The salt content is between 1 and 2% based on flour. In some cases, even smaller amounts are suggested. These values are notable because considerable amounts of fat, sugar and fruits are added to these doughs. The salt can be dosed so low because, in addition to the salt, flavor is also added. But there is no reason to stay well below 2%, since the amount of salt stabilizes the gluten and contributes to a clear taste.
For a soft sweet yeast dough / 900g dough weight
- 530g Wheat flour Type 700
- 200g Whole egg
- 250g Butter (add after 4-5 minutes in 2 intervals)
- 50g Milk 10°C
- 50g Granulated sugar, fine (dissolved in milk)
- 25g Yeast
- 8g Liquid malt or honey (dissolved in milk)
- 12g Salt
- + Flavorings (orange and lemon zest) if you want!!
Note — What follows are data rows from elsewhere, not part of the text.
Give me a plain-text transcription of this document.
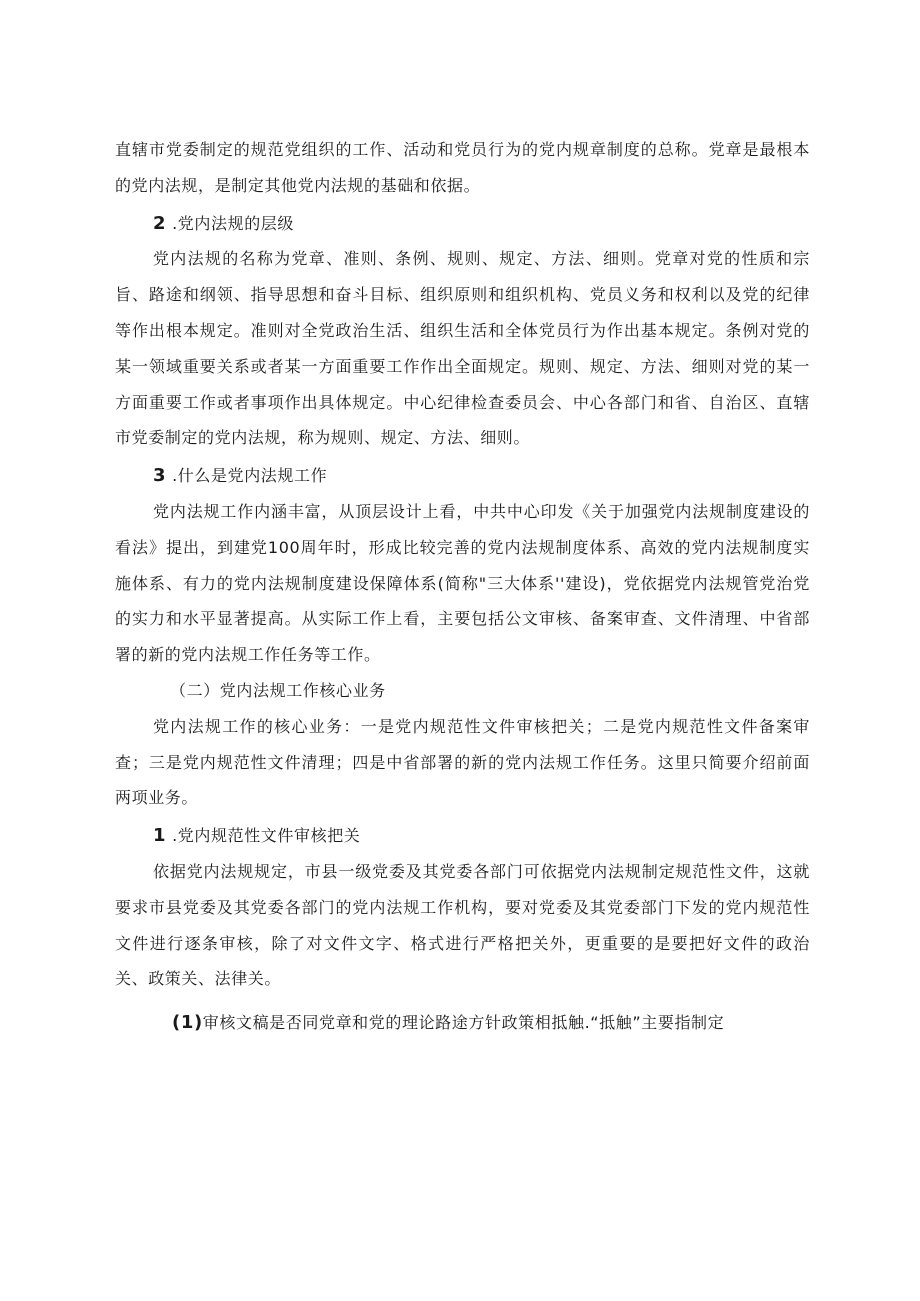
直辖市党委制定的规范党组织的工作、活动和党员行为的党内规章制度的总称。党章是最根本的党内法规，是制定其他党内法规的基础和依据。

2 .党内法规的层级

党内法规的名称为党章、准则、条例、规则、规定、方法、细则。党章对党的性质和宗旨、路途和纲领、指导思想和奋斗目标、组织原则和组织机构、党员义务和权利以及党的纪律等作出根本规定。准则对全党政治生活、组织生活和全体党员行为作出基本规定。条例对党的某一领域重要关系或者某一方面重要工作作出全面规定。规则、规定、方法、细则对党的某一方面重要工作或者事项作出具体规定。中心纪律检查委员会、中心各部门和省、自治区、直辖市党委制定的党内法规，称为规则、规定、方法、细则。

3 .什么是党内法规工作

党内法规工作内涵丰富，从顶层设计上看，中共中心印发《关于加强党内法规制度建设的看法》提出，到建党100周年时，形成比较完善的党内法规制度体系、高效的党内法规制度实施体系、有力的党内法规制度建设保障体系(简称"三大体系''建设)，党依据党内法规管党治党的实力和水平显著提高。从实际工作上看，主要包括公文审核、备案审查、文件清理、中省部署的新的党内法规工作任务等工作。

（二）党内法规工作核心业务

党内法规工作的核心业务：一是党内规范性文件审核把关；二是党内规范性文件备案审查；三是党内规范性文件清理；四是中省部署的新的党内法规工作任务。这里只简要介绍前面两项业务。

1 .党内规范性文件审核把关

依据党内法规规定，市县一级党委及其党委各部门可依据党内法规制定规范性文件，这就要求市县党委及其党委各部门的党内法规工作机构，要对党委及其党委部门下发的党内规范性文件进行逐条审核，除了对文件文字、格式进行严格把关外，更重要的是要把好文件的政治关、政策关、法律关。

(1)审核文稿是否同党章和党的理论路途方针政策相抵触.“抵触”主要指制定
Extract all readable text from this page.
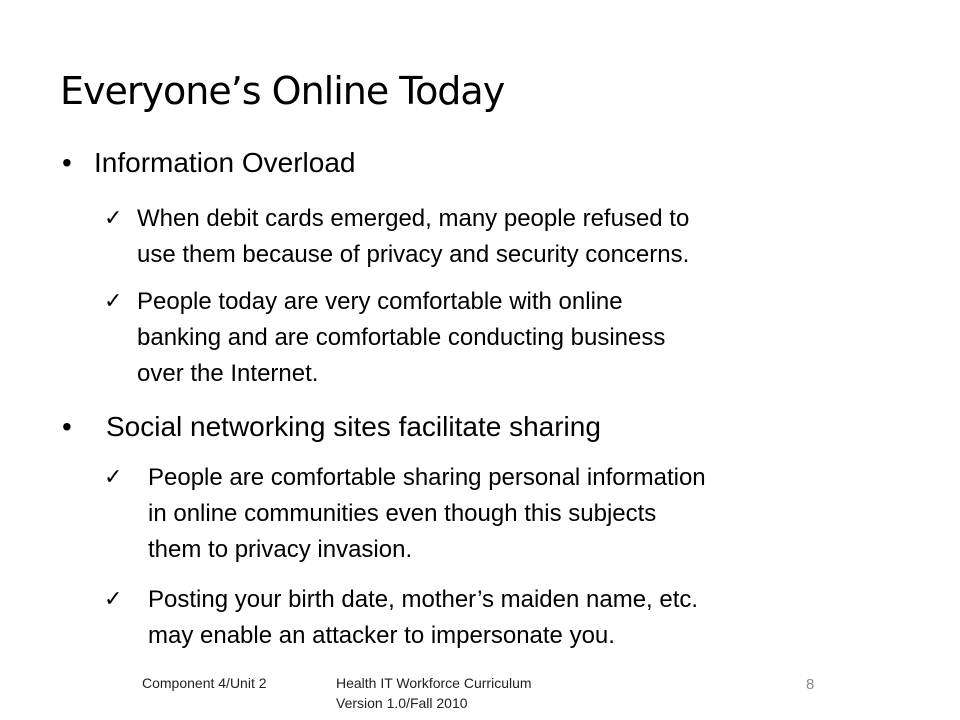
Everyone’s Online Today
• Information Overload
✓ When debit cards emerged, many people refused to
use them because of privacy and security concerns.
✓ People today are very comfortable with online
banking and are comfortable conducting business
over the Internet.
• Social networking sites facilitate sharing
✓ People are comfortable sharing personal information
in online communities even though this subjects
them to privacy invasion.
✓ Posting your birth date, mother’s maiden name, etc.
may enable an attacker to impersonate you.
Component 4/Unit 2	Health IT Workforce Curriculum
Version 1.0/Fall 2010
8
- Mix all ingredients except for butter, first for 4-5 minutes. Then add the butter in 2 intervals and mix another 8 minutes slowly. If you would like Alle Zutaten außer Butter zuerst 4-5 Minuten langsam mischen. Danach die Butter in zwei Intervallen beigeben und weitere 8 Minuten langsam mischen. If you would like to, you can mix a sponge from yeast, milk and the same proportion of flour (maturing time 60 minutes).
- Then knead the dough on a fast speed until it begins to release from the side of the mixing bowl.
- Then place the dough in a bowl, place the lid on and store it in the refrigerator.
- Let the dough mature in the refrigerator at 4° for 12-18 hours!
- The brioche dough must be worked directly from the refrigerator.
- Portion the dough into 60g pieces and loosely roll into dough balls.
- After a 10 minutes relaxation, roll the dough into 35-40cm long dough strands and loosely roll up into snail shapes.
- Place the shaped snails immediately onto baking paper.
- Cover with a tea towel and allow to proof.
- After a volume increase of ⅓, brush the snails with egg and bake at 210°C reduced to 190°C until golden brown.
- I normally bake small brioche at a constant temperature of 215 °C, but the high amount of butter in the recipe requires a longer baking time!
- 250g Powdered sugar
- 2Tbsp Lemon juice
- 3-4Tbsp Water
For the glaze, stir together the powdered sugar, lemon juice, and water until smooth. Spread the glaze over the baked snails and allow to dry.